The novel is the story of strong and determined women who are finding their way to live the lives they want. Tired of quietly and/or resentfully following the rules, making the tea, and staying in their places, they reach their breaking points and start to actively push against what is expected of them, both in their jobs and in society in general. They learn to ask for something bigger and to expect more than they are begrudgingly given. There are some light romantic elements here but they serve to emphasize the biggest ills of 1950s society: misogyny, racism, classism, and homophobia. Each chapter starts with one of the 51 non-negotiable rules of the shop that Mr. Dutton has framed and by which all employeess must abide at all times. Jenner then cleverly shows throughout the chapter how the rule, which might seem at first blush to be reasonable, can be circumvented or fails in specific instances. She has captured beautifully the undercurrents of workplace politics and the silent, non-verbal ways in which the women communicate their unhappiness and disagreement right under the noses of the men. The continual discrimination woven through the plot is infuriating but very true to life of the time (and not that far off from today either). There are fun cameos of famous writers and members of high society as well as characters from the previous book, almost all of whom back the women in their rebellion. Those in the book world who know their history will be delighted by the extended reference to Sunwise Turn in New York City. And the well-deserved ending will have the reader cheering. Similarly to the ending of an Austen novel, there is a quick and simple description of what each of the major characters has gone on to do by or after the end of the primary story. Readers who loved The Jane Austen Society, readers interested in neglected nineteenth century women writers, readers who enjoy seeing women overcome the handicaps society imposes on them, and readers who appreciate a slow building but ultimately victorious rebellion will be well rewarded with this engaging and winsome novel.

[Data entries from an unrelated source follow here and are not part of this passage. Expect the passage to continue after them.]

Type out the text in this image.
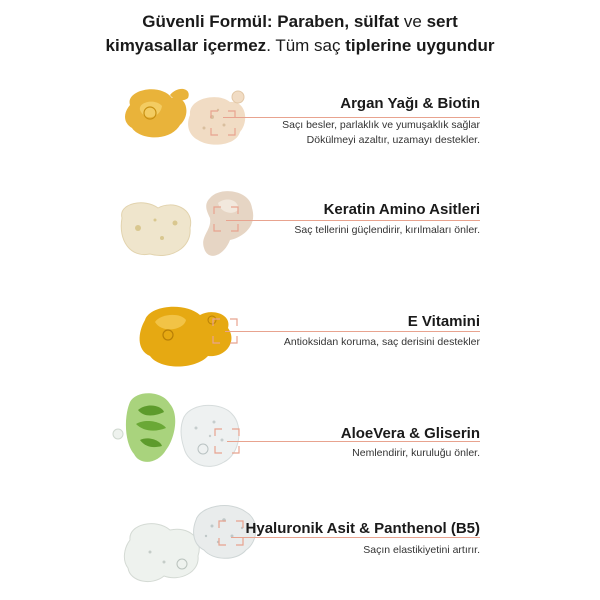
Güvenli Formül: Paraben, sülfat ve sert
kimyasallar içermez. Tüm saç tiplerine uygundur
Argan Yağı & Biotin
Saçı besler, parlaklık ve yumuşaklık sağlar
Dökülmeyi azaltır, uzamayı destekler.
Keratin Amino Asitleri
Saç tellerini güçlendirir, kırılmaları önler.
E Vitamini
Antioksidan koruma, saç derisini destekler
AloeVera & Gliserin
Nemlendirir, kuruluğu önler.
Hyaluronik Asit & Panthenol (B5)
Saçın elastikiyetini artırır.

For more information about Natalie Jenner and the book, check our her author site, like her on Facebook, follow her on Twitter or Instagram, look at the book's Goodreads page, read another review and follow the rest of the blog tour, or look at the reviews for others' thoughts and opinions on the book.

Thanks to Laurel Ann from Austenprose and publisher St. Martin's Press for inspiring me to pull my copy of this book off the shelf to review.

1 comment:

  1. Thanks for sharing your thoughts, Kristen. Being set in a bookstore was so perfect for me along with Jenner's engaging characters. I am looking forward to her new novel.